Brasil de Fato MG: Na última semana, Temer e o ministro da Justiça, Alexandre de Moraes, anunciaram medidas para amenizar a crise no sistema prisional. A principal ação seria um gasto de mais de R$ 400 milhões para construir novos presídios e aumentar a segurança dos que já existem. Qual a sua avaliação sobre essas medidas?
Robson Sávio: Há uma máquina de aprisionamento no país. A sociedade, vingativa e mal informada, acha que a prisão é o lenitivo para todos os crimes; o poder judiciário (cujos juízes, promotores e advogados sequer conhecem a realidade prisional) age seletivamente, entupindo as cadeias de usuários e microtraficantes de drogas e ladrões de galinhas - que serão as presas fáceis das organizações criminosas que comandam o sistema. Aliás, dos quatro países com as maiores populações carcerárias do mundo, o Brasil é o único que desde 2008 aumentou seu número de presos. Este dado revela que existe uma clara preferência do Judiciário brasileiro pelo encarceramento em massa e que os juízes que prendem não se sentem responsáveis pela tragédia que é o nosso sistema penitenciário. Por fim, o poder executivo colabora com essa máquina do aprisionamento, seja através da ação seletiva das polícias (que prendem muito e prendem mal) ou não tomando as medidas necessárias para uma gestão e controle eficientes do sistema.
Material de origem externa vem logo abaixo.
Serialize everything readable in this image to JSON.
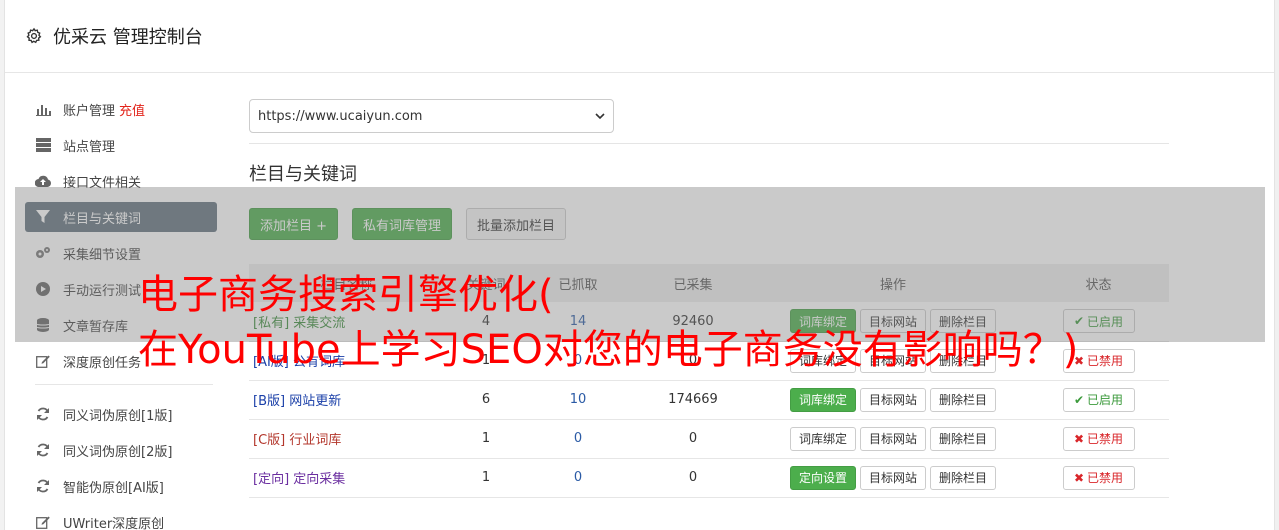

Ora, construir mais prisões nessas condições é colaborar com o adensamento das facções criminosas, com a indústria do preso e da insegurança (que enriquece muitas pessoas e instituições) e não resolve absolutamente em nada a situação atual nem futura.

Brasil de Fato MG: Quando se discute o combate à criminalidade no Brasil, por que tantas pessoas preferem vingança e punição à reeducação?
Robson Sávio: Temos uma cultura punitiva, que começa dentro de casa, espraia-se nas relações interpessoais e sociais, passa pela educação formal e ratifica a crença segundo a qual a punição é melhor que a prevenção, a negociação, a mediação de conflitos, etc. Ademais, nosso modelo educacional não educa para a solidariedade, responsabilidade, cidadania. É cada um por si e Deus por todos. Nessas condições, com um sistema de justiça altamente seletivo, polícias violentas e poderes públicos sem credibilidade, parece que a única solução é tentar de todas as maneiras se dar bem e torcer para que a lei valha somente para o outro que, quando erra, deve ser severamente punido. De uma maneira geral, todos achamos que o outro é perigoso e que nós e os nossos somos os bons. Acontece, que o outro também pensa assim sobre nós. Quem entra, então, para o sistema de justiça criminal? Primeiro critério de entrada, a renda; segundo, a etnia e terceiro o acesso à justiça. Assim, pobres, negros e jovens da periferia sem advogados são as principais vítimas desse sistema. Quem tem bons advogados, é branco, classe média serve-se dessa legislação propositalmente confusa e com inúmeros recursos e conseguirá, na maioria das vezes, se livrar das armadilhas do sistema de punição e vingança social, concretizado no sistema prisional.

Brasil de Fato MG: Que alternativas podemos pensar ao atual sistema prisional?
Robson Sávio: São medidas de médio e longo prazo: separar os membros de facções criminosas para evitar novos massacres; reformar nossas polícias e a justiça; controlar as prisões; tirar os presos condenados das delegacias; separar presos perigosos dos demais; ampliar as vagas no sistema prisional (não com a criação de mais prisões, mas com a liberação de vagas ocupadas por presos provisórios); estimular a participação da comunidade nos processos de ressocialização; ampliar programas de prevenção ao uso de drogas, oferecendo oportunidades a jovens em situação de vulnerabilidade fora das prisões e de tratamento de dependentes dentro das prisões; criar programas de acompanhamento e orientação para egressos; intensificar a aplicação das penas e medidas alternativas, com fiscalização eficiente do poder público; oferecer acompanhamento jurídico dos processos dos condenados;  manter os condenados no seu local de origem, visando o não rompimento de vínculos familiares e sociais; proporcionar a todos os presos com sentença definitiva a oferta de trabalho e educação. A empreitada é grande. Mas, precisa ser enfrentada. O resto é conversa pra boi dormir.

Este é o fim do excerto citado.